December 21, 2021

The Obesity Epidemic

Introduction

This article discusses the causes and consequences of the obesity epidemic. The presentation on obesity is not meant to be in any way judgmental to anyone. However, statistics indicate and provide evidence of the adverse effects of obesity, including the probability of developing type 2 diabetes.
Also, read the article in Harvard - School of Public Health An Epidemic of Obesity: U.S. Obesity Trends, which provides more detail on this Epidemic. Hopefully, readers concerned about their health can view this discussion objectively and use it to motivate themselves to make healthier lifestyle choices for their life's health.

Almost 80 to 90% of obese individuals are diagnosed with diabetes, and this statistic displays a clear link between obesity and diabetes. Many studies have shown that being obese markedly increases an individual's risk for type 2 diabetes.

Health professionals are aware that obesity is the main driving force behind the development of type 2 diabetes.

If bingeing or overeating becomes a habit, the person risks becoming obese and pre-diabetic. This is when the person develops a condition called insulin resistance, which leads to persistently high blood glucose concentrations, a sign of diabetes.

Unfortunately, binge eating, and over-eating have become for many a daily habit, rather than an occasional occurrence. Add to this the way we eat as most individuals follow the Standard American Diet. Plus, the increase in the number of fast-food restaurants worldwide is staggering. More than 33,000 McDonald's outlets in 119 countries, serving more than 68 million customers every day.

Is it any wonder there is a worldwide obesity and diabetes epidemic?

Obesity – It’s Not Just Physical

The adverse effects of obesity go far beyond one's physical aspect, as it can negatively affect a person's emotional and social well-being.

While the physical consequences of obesity are discomforting, its emotional effects are even more painful and difficult to treat or heal.

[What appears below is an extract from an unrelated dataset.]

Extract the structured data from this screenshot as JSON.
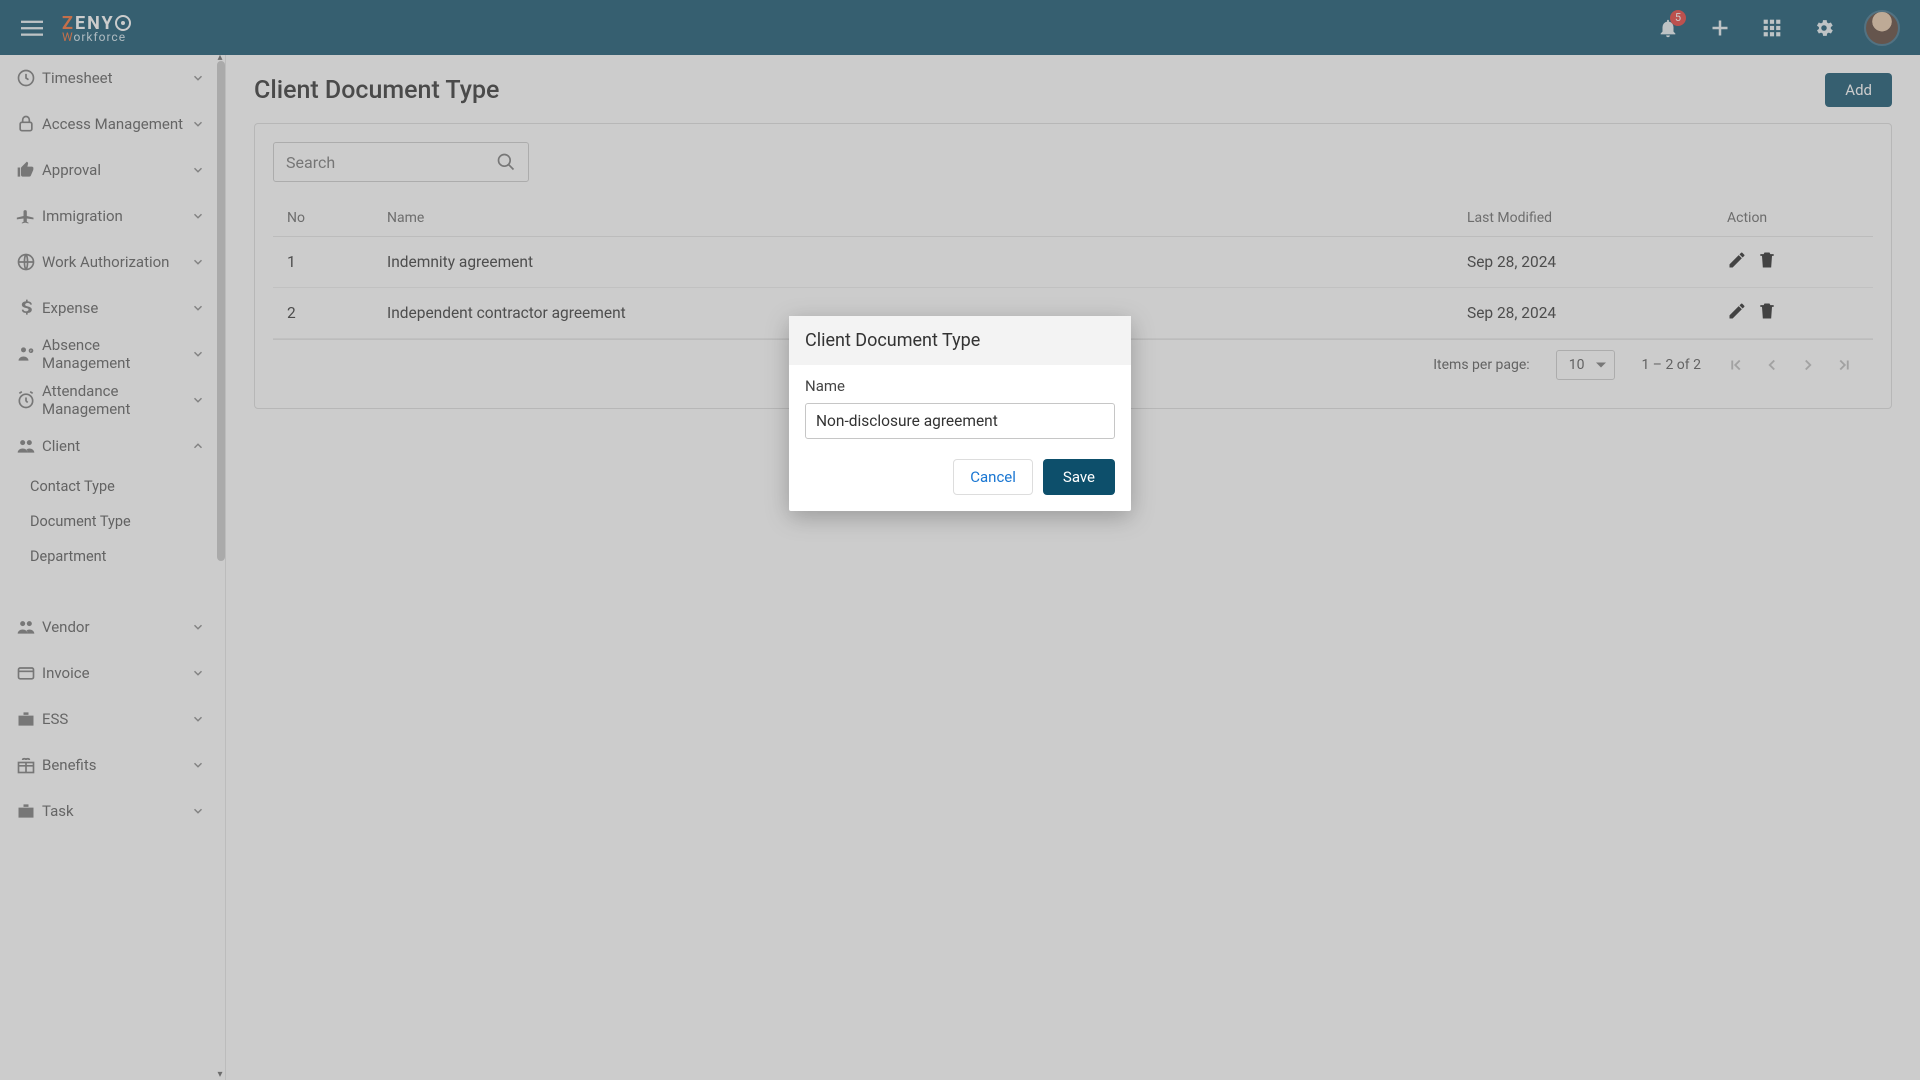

In the United States alone, the rate of discrimination against people who are obese is increasing at an alarming rate. Obese employees have been labeled as lazy, sloppy, and less competent than their non-obese peers.

In colleges and other educational institutions, obese students have received negative comments from their schoolmates. They may also experience rejection, humiliation, and biased reactions from their teachers and school community.

The increased risk of psychological problems occurs, and their self-esteem suffers, which causes emotional issues to appear.

Obesity Epidemic results

Conclusion

Obesity and type 2 diabetes are preventable and reversible if you are careful and follow a whole food plant-based diet. Weight loss and positive lifestyle changes can essentially prevent diabetes and other obesity-related diseases.

Engaging in moderate to intense physical activity for thirty minutes a day, most days of the week, can lower a person’s risk of developing diabetes by up to 40 to 60%.

Although there are many statistics and evidence provided in this eBook, the most significant thing to take away is that neither obesity nor type two diabetes is unavoidable or irreversible.

Taking personal control of your health requires real effort but is worth it for longevity and quality of life.